In Alabama, farmers are having to downsize or let their crops die in the field because American workers are simply too unskilled or unwilling to do the work normally done by Hispanics. Alabama’s law drove many immigrants — even legal ones fearing persecution — out of the state, and farmers are having trouble finding workers to harvest their crops.
When PPR wrote about the unintended consequences suffered by states with similar laws, we implored South Carolina to hold off on implementing the draconian immigration law before it ends up hurting the industries and workers it’s supposed to help. According to an article by the Southeastern Farm Press, however, it may already be too late:
A Charleston County vegetable grower says he ended up burning 25 percent of his 80-acre tomato crop, because he had no labor for hand picking. “I could have used 300 pickers,” he says. “I had 40. These people don’t cause any trouble — they just come here to work.”
United South Carolina, a blog run by the Appleseed Legal Justice Center which has been fighting South Carolina’s immigration law from the beginning, commented that “it looks like farmers have woken up to the threat that ‘show me your papers’ legislation poses to their livelihoods.” But many of those farmers are reluctant to discuss the situation, according to the article, because they fear being investigated for using migrant laborers.

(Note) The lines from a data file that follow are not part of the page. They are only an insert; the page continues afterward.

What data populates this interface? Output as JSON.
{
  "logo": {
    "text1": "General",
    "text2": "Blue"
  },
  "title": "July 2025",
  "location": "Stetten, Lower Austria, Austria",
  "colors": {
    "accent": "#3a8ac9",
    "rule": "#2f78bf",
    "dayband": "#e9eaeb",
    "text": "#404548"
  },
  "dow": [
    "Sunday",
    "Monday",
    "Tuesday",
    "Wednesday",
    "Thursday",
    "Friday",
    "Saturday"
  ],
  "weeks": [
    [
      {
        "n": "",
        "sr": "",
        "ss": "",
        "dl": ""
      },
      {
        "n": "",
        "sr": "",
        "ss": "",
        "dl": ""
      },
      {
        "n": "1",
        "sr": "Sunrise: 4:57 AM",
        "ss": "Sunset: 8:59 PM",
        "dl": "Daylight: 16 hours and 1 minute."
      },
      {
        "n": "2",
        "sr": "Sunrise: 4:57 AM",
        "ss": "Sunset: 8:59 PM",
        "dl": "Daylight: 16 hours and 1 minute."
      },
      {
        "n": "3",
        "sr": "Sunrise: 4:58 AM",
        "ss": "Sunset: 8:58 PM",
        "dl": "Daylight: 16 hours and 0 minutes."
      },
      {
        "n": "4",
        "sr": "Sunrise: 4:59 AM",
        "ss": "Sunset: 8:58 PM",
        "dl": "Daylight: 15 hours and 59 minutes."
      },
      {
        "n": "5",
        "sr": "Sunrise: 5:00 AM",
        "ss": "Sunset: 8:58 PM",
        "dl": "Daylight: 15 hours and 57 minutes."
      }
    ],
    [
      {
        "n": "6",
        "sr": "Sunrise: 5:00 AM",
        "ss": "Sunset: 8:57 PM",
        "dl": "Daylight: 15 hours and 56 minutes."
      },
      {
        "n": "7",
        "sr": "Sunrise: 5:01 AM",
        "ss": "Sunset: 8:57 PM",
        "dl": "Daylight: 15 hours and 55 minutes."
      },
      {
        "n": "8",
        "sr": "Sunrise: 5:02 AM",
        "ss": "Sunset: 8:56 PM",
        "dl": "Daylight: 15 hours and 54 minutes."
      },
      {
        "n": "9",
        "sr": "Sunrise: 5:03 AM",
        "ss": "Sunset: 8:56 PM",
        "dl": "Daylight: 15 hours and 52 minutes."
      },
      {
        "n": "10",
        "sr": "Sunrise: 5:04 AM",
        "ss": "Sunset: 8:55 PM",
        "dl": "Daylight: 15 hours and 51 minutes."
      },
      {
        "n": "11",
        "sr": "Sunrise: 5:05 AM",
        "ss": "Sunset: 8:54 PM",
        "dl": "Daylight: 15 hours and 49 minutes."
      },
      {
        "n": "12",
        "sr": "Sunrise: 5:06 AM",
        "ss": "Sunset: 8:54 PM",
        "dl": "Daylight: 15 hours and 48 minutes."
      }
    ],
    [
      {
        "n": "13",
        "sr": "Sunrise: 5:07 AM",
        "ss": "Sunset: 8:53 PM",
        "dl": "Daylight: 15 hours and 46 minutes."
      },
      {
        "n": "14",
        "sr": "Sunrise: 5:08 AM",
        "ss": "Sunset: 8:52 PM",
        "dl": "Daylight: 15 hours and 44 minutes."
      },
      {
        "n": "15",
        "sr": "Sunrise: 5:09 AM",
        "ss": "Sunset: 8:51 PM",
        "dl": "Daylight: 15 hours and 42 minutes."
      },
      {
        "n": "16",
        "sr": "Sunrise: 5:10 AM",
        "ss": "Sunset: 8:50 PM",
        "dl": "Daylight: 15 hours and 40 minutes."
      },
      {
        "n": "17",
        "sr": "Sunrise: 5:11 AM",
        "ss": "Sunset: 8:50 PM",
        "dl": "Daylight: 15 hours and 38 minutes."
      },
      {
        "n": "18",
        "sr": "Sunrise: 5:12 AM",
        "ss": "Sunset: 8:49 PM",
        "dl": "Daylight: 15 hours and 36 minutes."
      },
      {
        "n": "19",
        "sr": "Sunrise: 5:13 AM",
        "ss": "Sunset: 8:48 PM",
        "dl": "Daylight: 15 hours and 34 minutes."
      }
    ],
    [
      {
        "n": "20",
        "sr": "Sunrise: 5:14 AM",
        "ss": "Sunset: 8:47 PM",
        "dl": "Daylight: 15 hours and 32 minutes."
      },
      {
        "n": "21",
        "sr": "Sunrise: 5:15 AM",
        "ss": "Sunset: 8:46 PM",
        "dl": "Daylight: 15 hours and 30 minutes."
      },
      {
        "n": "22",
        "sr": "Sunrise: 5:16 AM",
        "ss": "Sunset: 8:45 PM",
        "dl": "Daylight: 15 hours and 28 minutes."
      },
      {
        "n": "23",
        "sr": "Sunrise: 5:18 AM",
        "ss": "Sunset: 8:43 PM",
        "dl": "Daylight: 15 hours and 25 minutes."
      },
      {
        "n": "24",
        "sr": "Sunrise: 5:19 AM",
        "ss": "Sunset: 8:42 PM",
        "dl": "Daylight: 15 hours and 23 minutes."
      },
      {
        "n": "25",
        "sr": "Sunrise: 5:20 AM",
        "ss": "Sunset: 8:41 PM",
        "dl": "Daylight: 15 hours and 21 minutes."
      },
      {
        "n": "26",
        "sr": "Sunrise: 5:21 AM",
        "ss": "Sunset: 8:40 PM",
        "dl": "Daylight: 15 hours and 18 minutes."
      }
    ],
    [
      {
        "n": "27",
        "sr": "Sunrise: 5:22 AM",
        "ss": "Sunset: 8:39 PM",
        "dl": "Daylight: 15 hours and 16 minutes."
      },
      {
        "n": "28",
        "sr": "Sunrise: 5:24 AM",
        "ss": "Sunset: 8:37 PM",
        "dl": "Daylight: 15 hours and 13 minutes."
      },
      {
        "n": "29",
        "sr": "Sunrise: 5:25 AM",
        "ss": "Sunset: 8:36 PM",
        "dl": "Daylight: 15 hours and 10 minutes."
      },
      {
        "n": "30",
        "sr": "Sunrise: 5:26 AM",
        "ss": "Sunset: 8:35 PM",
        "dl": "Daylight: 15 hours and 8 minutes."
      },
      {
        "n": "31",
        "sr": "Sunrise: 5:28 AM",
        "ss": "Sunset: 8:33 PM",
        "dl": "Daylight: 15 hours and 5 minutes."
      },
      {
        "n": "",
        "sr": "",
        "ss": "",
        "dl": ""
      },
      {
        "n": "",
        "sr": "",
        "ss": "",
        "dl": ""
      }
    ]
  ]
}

The tourism industry is not immune from these residual effects either, according to FITSNews, which means the state’s two biggest industries are being crippled by a bureaucracy-laden law that is damaging South Carolina’s small businesses. Given the clear precedent for the negative effects immigration laws such as ours have on states that pass them, it makes you wonder whether South Carolina’s leaders care more about passing their ideologically driven agenda than they do about helping the state’s economy and its workers.